Learning What to Learn

Scientific discovery is becoming a conversation between researchers and intelligent algorithms. Every simulation (or experiment) teaches us something new, but figuring out what to learn next becomes increasingly difficult as data become more expensive to obtain and systems move beyond familiar regimes. Our group develops mathematically grounded methods that help decide what data to collect, where to explore next, and how to learn as efficiently as possible. These intelligent algorithms combine ideas from uncertainty quantification, active learning, and learning under distribution shift.

Research 2
Research 3

Engineering Functional Materials

Designing better materials can often feel like a game of whack-a-mole. Improving activity may reduce stability, increasing selectivity may decrease conversion, and small changes in composition can lead to dramatically different behavior. Our group studies the molecular and electronic origins of these tradeoffs and looks for opportunities to break them. We use these insights to guide the forward design of heterogeneous catalysts, 2D materials, and other functional materials for energy and sustainability applications.
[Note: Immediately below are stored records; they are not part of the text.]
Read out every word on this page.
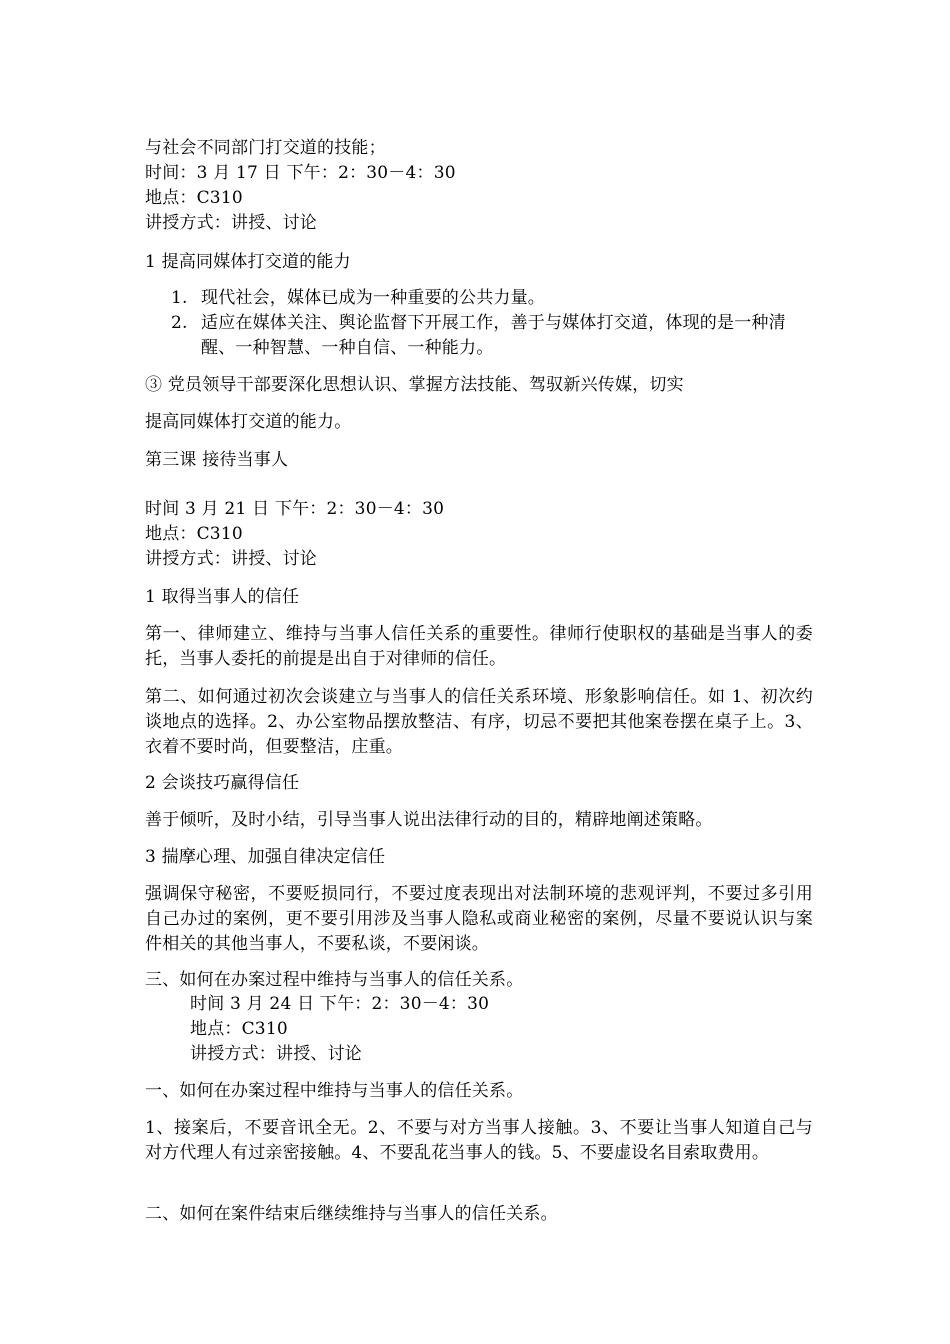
与社会不同部门打交道的技能；
时间：3 月 17 日 下午：2：30－4：30
地点：C310
讲授方式：讲授、讨论
1 提高同媒体打交道的能力
1. 现代社会，媒体已成为一种重要的公共力量。
2. 适应在媒体关注、舆论监督下开展工作，善于与媒体打交道，体现的是一种清醒、一种智慧、一种自信、一种能力。
③ 党员领导干部要深化思想认识、掌握方法技能、驾驭新兴传媒，切实
提高同媒体打交道的能力。
第三课 接待当事人
时间 3 月 21 日 下午：2：30－4：30
地点：C310
讲授方式：讲授、讨论
1 取得当事人的信任
第一、律师建立、维持与当事人信任关系的重要性。律师行使职权的基础是当事人的委托，当事人委托的前提是出自于对律师的信任。
第二、如何通过初次会谈建立与当事人的信任关系环境、形象影响信任。如 1、初次约谈地点的选择。2、办公室物品摆放整洁、有序，切忌不要把其他案卷摆在桌子上。3、衣着不要时尚，但要整洁，庄重。
2 会谈技巧赢得信任
善于倾听，及时小结，引导当事人说出法律行动的目的，精辟地阐述策略。
3 揣摩心理、加强自律决定信任
强调保守秘密，不要贬损同行，不要过度表现出对法制环境的悲观评判，不要过多引用自己办过的案例，更不要引用涉及当事人隐私或商业秘密的案例，尽量不要说认识与案件相关的其他当事人，不要私谈，不要闲谈。
三、如何在办案过程中维持与当事人的信任关系。
时间 3 月 24 日 下午：2：30－4：30
地点：C310
讲授方式：讲授、讨论
一、如何在办案过程中维持与当事人的信任关系。
1、接案后，不要音讯全无。2、不要与对方当事人接触。3、不要让当事人知道自己与对方代理人有过亲密接触。4、不要乱花当事人的钱。5、不要虚设名目索取费用。
二、如何在案件结束后继续维持与当事人的信任关系。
Engineering Interfaces and Solvents

Catalysts often get all the attention, but it is only half the story. The surrounding electrolyte can be just as much of a catalyst as the catalyst itself! The challenge is that these environments are dynamic, collective, and often difficult to characterize from experiments alone. Our group combines statistical mechanics and first principles theory to understand how solvents, electric fields, and fluctuations determine chemical behavior. We use these insights to engineer new electrolyte-design knobs for controlling catalysis, separations, and electrochemical processes.